Flow /(flō)/

Flow

imp. sing.
  1. imp. sing. of Fly, v. i. obs.

Flow

v. i.

imp. & p. p. Flowed; p. pr. & vb. n. Flowing

  1. To move with a continual change of place among the particles or parts, as a fluid; to change place or circulate, as a liquid; as, rivers flow from springs and lakes; tears flow from the eyes.
  2. To become liquid; to melt.
    The mountains flowed down at thy presence.
    — Is. lxiv. 3.
  3. To proceed; to issue forth; as, wealth flows from industry and economy.
    Those thousand decencies that daily flow From all her words and actions.
  4. To glide along smoothly, without harshness or asperties; as, a flowing period; flowing numbers; to sound smoothly to the ear; to be uttered easily.
    Virgil is sweet and flowingin his hexameters.
  5. To have or be in abundance; to abound; to full, so as to run or flow over; to be copious.
    In that day . . . the hills shall flow with milk.
    — Joel iii. 18.
    The exhilaration of a night that needed not the influence of the flowing bowl.
    — Prof.

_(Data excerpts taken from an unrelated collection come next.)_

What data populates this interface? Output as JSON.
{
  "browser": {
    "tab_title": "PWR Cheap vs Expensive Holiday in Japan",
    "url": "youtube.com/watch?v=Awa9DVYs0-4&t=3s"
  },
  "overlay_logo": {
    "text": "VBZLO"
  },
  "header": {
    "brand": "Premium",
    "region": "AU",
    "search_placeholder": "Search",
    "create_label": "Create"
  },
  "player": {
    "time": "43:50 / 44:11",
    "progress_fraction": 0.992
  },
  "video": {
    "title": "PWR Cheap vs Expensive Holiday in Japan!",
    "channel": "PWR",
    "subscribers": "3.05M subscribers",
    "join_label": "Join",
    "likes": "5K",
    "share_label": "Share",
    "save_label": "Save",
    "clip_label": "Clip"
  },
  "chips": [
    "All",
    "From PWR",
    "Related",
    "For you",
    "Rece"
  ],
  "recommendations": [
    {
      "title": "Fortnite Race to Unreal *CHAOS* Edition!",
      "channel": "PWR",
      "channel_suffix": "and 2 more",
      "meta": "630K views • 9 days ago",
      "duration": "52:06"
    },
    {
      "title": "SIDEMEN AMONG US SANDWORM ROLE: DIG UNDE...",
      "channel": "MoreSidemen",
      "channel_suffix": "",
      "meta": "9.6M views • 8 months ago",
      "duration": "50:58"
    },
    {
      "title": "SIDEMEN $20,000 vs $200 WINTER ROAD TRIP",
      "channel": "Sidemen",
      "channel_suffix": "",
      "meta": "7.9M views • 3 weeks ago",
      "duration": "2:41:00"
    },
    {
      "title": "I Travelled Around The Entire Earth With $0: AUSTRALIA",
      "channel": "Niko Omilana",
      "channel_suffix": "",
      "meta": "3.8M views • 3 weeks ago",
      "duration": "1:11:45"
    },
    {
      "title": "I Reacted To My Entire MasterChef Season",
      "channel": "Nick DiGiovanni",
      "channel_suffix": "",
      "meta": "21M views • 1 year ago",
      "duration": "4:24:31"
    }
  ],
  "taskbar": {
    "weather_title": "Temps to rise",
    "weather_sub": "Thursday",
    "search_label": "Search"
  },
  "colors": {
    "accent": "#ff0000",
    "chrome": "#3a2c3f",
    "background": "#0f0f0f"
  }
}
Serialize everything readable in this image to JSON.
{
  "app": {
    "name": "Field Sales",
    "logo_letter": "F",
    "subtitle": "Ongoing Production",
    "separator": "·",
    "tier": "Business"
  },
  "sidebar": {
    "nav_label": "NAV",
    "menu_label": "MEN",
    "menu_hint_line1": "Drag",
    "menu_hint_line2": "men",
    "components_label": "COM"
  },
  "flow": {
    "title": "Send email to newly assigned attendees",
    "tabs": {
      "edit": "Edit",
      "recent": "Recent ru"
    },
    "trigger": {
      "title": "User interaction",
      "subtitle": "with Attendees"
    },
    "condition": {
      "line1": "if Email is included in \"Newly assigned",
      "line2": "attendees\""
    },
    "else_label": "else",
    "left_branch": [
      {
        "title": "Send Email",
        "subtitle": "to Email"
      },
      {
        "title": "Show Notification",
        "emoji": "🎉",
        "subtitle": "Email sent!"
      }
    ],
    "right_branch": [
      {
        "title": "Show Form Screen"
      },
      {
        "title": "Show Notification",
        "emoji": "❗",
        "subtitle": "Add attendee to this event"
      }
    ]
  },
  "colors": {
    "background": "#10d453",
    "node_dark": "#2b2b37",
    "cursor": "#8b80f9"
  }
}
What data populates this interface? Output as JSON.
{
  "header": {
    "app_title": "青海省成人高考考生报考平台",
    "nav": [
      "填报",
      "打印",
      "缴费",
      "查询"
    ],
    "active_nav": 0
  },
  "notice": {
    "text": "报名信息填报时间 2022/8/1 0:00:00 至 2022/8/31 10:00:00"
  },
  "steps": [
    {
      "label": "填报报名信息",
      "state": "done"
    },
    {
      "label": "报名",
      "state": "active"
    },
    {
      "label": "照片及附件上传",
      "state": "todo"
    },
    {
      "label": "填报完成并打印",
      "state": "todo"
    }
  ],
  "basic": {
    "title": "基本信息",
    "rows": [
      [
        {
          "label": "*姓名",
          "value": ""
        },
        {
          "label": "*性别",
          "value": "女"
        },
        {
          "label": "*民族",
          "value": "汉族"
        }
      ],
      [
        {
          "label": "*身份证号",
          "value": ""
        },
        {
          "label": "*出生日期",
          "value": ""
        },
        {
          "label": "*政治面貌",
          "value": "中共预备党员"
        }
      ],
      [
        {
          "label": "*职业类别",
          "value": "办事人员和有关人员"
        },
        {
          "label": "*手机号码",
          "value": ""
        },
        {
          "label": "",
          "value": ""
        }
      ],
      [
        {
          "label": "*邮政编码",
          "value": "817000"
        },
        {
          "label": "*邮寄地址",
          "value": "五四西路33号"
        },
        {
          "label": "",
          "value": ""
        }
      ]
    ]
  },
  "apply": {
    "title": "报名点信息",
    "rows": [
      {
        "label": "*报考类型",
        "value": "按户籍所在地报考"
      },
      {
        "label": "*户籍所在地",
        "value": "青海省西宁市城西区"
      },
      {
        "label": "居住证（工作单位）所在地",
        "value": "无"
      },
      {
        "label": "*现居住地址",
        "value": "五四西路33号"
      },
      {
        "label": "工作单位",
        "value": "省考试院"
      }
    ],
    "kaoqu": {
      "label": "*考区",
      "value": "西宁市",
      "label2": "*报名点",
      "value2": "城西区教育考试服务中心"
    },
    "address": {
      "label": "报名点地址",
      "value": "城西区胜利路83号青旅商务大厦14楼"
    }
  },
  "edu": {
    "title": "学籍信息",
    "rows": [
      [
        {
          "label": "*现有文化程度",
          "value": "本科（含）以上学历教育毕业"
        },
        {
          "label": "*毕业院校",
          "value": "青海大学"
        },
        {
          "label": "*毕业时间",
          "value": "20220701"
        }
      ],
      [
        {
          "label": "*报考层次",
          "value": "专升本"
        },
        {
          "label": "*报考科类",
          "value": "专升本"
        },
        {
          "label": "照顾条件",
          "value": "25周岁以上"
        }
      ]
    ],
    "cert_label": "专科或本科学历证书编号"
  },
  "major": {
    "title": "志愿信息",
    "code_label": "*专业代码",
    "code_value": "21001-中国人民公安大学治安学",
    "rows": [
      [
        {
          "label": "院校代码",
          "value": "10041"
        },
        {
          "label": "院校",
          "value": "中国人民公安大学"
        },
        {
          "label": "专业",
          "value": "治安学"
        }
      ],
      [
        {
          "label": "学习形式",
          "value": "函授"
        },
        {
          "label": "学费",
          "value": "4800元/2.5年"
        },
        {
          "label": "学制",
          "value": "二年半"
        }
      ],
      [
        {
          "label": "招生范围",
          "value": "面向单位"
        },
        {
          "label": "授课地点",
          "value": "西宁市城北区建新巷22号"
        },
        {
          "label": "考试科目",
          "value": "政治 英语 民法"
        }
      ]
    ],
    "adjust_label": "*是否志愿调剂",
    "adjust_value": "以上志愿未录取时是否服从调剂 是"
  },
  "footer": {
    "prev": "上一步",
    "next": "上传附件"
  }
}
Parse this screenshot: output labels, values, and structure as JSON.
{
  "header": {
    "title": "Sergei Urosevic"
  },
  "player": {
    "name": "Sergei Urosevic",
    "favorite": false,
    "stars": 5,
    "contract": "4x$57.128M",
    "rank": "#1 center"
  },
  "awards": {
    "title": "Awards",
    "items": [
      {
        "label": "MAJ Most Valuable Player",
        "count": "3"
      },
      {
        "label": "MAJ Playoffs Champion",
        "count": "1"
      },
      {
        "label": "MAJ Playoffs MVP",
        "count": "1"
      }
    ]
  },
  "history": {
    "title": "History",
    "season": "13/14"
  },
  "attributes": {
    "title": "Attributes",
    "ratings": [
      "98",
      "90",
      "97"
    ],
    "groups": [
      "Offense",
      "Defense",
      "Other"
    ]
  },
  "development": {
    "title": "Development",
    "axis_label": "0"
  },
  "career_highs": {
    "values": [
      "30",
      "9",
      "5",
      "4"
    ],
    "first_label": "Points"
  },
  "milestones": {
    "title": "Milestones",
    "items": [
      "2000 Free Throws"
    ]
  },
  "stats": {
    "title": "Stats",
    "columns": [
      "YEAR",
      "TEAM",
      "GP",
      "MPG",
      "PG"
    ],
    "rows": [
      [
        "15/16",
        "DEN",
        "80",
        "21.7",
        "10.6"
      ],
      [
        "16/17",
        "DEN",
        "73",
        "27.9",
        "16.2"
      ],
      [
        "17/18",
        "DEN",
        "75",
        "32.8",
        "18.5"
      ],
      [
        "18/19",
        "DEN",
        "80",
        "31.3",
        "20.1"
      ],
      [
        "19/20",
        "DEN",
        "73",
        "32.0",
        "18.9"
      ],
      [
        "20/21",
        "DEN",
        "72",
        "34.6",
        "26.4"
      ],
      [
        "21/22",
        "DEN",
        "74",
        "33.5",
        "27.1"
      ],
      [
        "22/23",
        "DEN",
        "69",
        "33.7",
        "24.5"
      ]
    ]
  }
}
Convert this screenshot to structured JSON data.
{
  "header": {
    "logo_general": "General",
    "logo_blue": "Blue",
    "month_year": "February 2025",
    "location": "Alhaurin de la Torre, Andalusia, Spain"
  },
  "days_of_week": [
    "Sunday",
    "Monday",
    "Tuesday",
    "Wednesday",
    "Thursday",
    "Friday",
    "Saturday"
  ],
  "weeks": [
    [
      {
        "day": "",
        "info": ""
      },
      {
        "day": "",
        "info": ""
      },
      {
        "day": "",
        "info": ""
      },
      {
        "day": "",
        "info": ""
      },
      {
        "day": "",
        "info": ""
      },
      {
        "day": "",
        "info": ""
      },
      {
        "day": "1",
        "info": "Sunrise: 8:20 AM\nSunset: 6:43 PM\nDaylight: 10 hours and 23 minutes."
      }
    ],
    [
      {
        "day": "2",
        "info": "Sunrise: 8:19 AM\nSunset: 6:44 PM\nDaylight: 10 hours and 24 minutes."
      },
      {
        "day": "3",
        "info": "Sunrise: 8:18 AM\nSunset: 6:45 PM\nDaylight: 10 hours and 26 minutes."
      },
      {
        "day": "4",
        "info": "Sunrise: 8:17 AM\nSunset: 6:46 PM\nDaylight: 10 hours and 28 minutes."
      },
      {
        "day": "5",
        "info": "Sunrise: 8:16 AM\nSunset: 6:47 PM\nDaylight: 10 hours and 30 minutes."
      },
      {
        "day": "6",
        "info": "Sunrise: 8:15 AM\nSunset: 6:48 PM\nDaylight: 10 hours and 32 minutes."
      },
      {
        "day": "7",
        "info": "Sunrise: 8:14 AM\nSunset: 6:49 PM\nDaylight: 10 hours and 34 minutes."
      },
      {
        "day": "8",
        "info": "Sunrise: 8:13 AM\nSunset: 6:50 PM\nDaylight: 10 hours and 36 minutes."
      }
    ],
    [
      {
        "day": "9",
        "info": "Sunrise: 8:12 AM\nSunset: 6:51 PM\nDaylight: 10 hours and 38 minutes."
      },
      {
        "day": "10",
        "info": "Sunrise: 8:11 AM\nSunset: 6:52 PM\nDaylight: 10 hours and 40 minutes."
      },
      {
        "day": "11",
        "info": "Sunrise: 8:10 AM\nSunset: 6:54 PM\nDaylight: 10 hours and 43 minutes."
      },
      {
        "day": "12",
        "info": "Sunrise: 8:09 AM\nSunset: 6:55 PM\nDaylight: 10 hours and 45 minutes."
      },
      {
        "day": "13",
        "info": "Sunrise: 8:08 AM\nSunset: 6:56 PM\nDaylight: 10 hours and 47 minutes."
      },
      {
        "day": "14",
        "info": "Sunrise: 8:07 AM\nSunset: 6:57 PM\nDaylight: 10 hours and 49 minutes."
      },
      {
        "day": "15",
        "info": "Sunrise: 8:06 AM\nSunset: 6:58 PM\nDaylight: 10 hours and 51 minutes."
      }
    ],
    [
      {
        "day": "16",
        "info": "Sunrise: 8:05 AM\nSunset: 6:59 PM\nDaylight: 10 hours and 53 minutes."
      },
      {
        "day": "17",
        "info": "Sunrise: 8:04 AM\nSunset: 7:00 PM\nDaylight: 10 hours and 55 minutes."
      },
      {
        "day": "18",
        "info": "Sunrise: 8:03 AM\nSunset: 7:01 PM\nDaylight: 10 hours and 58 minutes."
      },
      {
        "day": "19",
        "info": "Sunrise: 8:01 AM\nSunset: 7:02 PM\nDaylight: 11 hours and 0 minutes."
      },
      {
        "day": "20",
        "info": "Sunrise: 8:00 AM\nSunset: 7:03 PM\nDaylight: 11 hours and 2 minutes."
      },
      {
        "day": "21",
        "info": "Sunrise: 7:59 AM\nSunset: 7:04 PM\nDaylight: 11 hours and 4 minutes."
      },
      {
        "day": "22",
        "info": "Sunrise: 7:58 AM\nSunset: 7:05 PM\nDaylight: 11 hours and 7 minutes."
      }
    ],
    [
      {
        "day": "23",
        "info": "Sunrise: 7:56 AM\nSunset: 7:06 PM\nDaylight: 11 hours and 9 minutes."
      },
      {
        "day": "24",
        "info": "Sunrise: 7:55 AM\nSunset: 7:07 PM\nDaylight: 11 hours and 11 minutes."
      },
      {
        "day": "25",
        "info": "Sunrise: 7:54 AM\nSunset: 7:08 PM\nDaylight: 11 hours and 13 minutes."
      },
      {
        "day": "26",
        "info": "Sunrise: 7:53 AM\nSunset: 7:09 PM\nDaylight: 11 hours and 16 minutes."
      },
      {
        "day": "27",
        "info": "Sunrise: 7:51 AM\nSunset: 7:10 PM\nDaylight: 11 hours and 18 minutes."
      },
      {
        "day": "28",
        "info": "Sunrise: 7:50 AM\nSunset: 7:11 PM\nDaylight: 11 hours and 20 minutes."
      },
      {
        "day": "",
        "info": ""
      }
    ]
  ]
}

Wilson.
  6. To hang loose and waving; as, a flowing mantle; flowing locks.
    The imperial purple flowing in his train.
    — A. Hamilton.
  7. To rise, as the tide; -- opposed to ebb; as, the tide flows twice in twenty-four hours.
    The river hath thrice flowed, no ebb between.
  8. To discharge blood in excess from the uterus.

Flow

v. t.
  1. To cover with water or other liquid; to overflow; to inundate; to flood.
  2. To cover with varnish.

Flow

n.
  1. A stream of water or other fluid; a current; as, a flow of water; a flow of blood.
  2. A continuous movement of something abundant; as, a flow of words.
  3. Any gentle, gradual movement or procedure of thought, diction, music, or the like, resembling the quiet, steady movement of a river; a stream.
    The feast of reason and the flow of soul.
  4. The tidal setting in of the water from the ocean to the shore. See Ebb and flow, under Ebb.
  5. A low-lying piece of watery land; -- called also flow moss and flow bog. [Scot.]